Разве это недуг нашего времени?.. И что это за жажда? И какой деятельности ему хотелось? Ну играл бы в преферанс, приобретал... Приобретение — вот недуг нашего времени; приобретатель — вот настоящий герой нашего времени... Этого героя поймут, узнают в лицо все — и умные и глупцы, но чтоб понять первого, какого изобразил нам Лермонтов, нужно... да, одним словом, долго ли усомниться даже в самом существовании того, чего сам никогда не чувствовал? А и эта палящая, тревожная жажда — удел не каждой натуры... Вот почему идея «Героя нашего времени» для многих оставалась доныне тайною и останется для них тайною навсегда! И вот где, между прочим, источник этих простодушных восклицаний: «Какой же это герой нашего времени? Где же видели вы таких людей?» Да, не спорим, нигде не видали; это фарс, ложь во всех отношениях, — да, во всех. Кроме своей нелепой жажды, Печорин еще и эгоист, дурной человек... а мы, герои своего времени, мы разве дурные люди? Разве не говорим мы с достоинством о чести и разве не отворачиваемся с негодованием от гнусных картин порока? Разве не составляет добродетель основы всех наших романов и разве не кричим мы против безнравственности, если писатель представит нам сына, который не повинуется отцу, жену, у которой недостает героизма терпеливо нести крест свой — побои и тиранство мужа! И разве не страшно казнит общественное мнение подобные отступления от общепринятого порядка, когда они случаются в жизни?.. Разве дурно платим мы карточные долги? Разве водятся за нами такие грешки, как за Печориным? Нет,

165


нет и нет!

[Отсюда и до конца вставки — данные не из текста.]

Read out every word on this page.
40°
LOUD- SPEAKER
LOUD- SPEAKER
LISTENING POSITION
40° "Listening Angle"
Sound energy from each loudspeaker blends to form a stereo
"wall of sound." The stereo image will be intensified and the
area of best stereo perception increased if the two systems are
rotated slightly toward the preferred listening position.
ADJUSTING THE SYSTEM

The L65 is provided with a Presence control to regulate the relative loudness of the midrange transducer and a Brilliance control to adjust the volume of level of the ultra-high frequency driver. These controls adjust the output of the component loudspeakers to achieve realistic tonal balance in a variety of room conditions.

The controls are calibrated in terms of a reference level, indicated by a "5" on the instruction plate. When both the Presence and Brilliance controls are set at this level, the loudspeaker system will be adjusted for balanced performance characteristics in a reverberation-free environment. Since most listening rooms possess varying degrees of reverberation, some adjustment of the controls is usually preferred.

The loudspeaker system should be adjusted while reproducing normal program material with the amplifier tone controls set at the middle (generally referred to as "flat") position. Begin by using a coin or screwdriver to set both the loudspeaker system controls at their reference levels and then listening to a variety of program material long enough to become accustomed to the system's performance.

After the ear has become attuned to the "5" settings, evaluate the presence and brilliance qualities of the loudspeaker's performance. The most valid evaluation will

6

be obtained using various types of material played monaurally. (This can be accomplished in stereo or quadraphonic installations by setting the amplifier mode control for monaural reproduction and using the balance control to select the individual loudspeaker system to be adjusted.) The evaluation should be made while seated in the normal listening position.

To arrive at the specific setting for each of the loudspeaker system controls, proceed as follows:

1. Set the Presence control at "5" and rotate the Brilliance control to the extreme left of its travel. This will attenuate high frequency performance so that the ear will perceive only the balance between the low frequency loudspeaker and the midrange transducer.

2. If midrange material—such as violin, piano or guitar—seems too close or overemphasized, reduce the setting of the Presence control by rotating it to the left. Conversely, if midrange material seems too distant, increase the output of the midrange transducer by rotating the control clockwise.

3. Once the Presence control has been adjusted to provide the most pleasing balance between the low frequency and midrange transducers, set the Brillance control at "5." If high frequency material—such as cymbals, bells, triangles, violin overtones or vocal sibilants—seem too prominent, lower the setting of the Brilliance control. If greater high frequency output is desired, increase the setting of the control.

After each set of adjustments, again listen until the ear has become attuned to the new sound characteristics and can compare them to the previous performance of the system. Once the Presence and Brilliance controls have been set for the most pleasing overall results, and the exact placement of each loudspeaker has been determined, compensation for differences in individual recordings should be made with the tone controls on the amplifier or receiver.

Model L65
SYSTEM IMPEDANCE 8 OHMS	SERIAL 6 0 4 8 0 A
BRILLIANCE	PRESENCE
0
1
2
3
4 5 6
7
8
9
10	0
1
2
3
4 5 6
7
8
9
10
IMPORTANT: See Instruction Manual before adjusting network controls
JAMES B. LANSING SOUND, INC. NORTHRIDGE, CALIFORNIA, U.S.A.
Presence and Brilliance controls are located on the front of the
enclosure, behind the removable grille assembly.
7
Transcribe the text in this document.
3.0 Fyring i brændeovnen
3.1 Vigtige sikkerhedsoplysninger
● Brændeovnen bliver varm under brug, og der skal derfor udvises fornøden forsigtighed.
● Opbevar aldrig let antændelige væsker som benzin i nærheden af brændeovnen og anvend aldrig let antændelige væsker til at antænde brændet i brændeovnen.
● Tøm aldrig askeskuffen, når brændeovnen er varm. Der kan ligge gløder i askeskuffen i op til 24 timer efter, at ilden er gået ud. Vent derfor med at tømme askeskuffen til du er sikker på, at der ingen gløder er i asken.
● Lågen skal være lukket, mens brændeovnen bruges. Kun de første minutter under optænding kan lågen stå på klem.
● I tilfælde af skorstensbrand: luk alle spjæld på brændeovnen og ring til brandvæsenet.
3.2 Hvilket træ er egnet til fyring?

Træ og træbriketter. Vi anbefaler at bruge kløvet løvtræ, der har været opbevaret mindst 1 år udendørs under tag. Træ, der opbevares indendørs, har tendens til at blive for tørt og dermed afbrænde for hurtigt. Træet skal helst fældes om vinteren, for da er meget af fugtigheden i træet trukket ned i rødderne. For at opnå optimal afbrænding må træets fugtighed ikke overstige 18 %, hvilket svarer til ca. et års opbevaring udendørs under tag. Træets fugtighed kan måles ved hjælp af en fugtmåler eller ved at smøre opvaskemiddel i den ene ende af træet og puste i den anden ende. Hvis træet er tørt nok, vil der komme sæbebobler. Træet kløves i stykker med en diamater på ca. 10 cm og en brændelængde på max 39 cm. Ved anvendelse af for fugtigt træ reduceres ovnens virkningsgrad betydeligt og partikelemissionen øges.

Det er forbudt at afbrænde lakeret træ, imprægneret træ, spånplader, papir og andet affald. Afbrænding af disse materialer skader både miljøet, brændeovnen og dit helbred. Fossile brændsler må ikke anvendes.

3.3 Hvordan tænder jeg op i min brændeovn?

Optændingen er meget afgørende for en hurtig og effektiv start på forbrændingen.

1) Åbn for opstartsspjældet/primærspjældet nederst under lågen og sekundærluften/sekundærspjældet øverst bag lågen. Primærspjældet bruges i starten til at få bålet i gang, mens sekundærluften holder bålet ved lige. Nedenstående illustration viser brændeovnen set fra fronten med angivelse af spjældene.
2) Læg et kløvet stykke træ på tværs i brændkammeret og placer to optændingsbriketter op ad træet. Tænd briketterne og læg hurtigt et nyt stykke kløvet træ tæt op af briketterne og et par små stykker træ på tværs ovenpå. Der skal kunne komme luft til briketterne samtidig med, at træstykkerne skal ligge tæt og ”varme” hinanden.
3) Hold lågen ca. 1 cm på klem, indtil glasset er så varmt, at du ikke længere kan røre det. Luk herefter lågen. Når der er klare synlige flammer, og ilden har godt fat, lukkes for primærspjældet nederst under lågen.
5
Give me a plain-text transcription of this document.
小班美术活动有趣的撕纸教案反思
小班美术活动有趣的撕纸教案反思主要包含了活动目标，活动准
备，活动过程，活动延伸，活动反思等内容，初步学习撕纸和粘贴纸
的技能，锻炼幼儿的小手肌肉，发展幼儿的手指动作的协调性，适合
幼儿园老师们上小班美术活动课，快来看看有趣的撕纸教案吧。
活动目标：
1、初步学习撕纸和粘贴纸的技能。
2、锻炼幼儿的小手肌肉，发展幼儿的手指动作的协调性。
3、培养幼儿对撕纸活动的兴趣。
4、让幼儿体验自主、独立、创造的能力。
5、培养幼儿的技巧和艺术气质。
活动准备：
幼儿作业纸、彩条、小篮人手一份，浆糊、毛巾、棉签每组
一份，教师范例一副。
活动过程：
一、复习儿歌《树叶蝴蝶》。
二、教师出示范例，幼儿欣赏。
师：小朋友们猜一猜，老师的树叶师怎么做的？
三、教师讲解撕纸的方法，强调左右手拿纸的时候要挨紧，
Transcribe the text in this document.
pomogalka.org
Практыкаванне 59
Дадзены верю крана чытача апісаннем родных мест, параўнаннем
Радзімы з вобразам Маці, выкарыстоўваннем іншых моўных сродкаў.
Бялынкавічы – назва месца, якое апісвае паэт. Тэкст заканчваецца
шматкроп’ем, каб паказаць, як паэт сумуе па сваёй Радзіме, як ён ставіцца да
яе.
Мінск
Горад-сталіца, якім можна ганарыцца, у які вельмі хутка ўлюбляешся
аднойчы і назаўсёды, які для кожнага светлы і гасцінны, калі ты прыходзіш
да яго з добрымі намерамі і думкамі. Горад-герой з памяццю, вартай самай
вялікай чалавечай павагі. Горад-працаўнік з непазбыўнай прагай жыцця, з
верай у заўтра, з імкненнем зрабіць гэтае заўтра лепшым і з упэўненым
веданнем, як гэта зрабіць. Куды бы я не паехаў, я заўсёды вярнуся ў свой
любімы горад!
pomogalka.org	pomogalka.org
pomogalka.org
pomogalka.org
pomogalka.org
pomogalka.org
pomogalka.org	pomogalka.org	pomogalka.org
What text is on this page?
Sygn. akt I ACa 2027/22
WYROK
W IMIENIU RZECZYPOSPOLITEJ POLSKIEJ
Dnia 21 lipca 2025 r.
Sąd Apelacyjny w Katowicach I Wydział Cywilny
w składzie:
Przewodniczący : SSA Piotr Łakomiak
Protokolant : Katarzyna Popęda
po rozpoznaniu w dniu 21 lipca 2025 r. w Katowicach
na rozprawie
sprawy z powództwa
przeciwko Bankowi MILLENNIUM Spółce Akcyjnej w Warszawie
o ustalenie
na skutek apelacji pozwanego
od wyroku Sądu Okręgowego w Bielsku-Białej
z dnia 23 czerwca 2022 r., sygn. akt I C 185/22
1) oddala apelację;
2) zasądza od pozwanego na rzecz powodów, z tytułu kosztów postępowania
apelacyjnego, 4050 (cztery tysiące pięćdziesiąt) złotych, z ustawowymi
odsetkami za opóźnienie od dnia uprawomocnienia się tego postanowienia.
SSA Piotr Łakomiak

Мы прекрасные люди, а Печорин — вздор, миф, клевета на современного человека... Да и весь-то роман — что много толковать? — дрянь! То ли дело «Идеальная красавица», «Аббаддонна», «Блаженство безумия»1—вот настоящие романы! вот великие произведения! Молод умер Лермонтов; не успел он поучиться у старых писателей, не дождался «Идеальной красавицы»! Оттого-то, вот именно оттого нет в его произведении ни наблюдательности, ни знания жизни, ни остроумия, ни слогу...2 Впрочем, и мы до сей поры не дождались окончания знаменитой «Красавицы». Изобретен новый способ извинять обещания, которые сдерживать почему-либо нет охоты. Прежде, бывало, посулят сорок томов истории да разных драм и романов, выдадут десятую долю да и помалчивают, как будто «оно там так и нужно».3 Теперь — другое дело: такие неустойки делаются разве только из скромности. Негде печатать! Нужно уступить место дорогим гостям, знаменитым писателям, которых произведения, верно, будет публике прочесть гораздо приятнее. И так в течение целого года, а пожалуй, и десяти... Иной может весь век уступать свое место в книге другим и считать себя сочинителем. Способ прекрасный! Жаль, что он удобно приложим только к журналистике и его нельзя вообще приложить к литературе!

 

Третье издание «Героя нашего времени» ни лучше, ни хуже второго.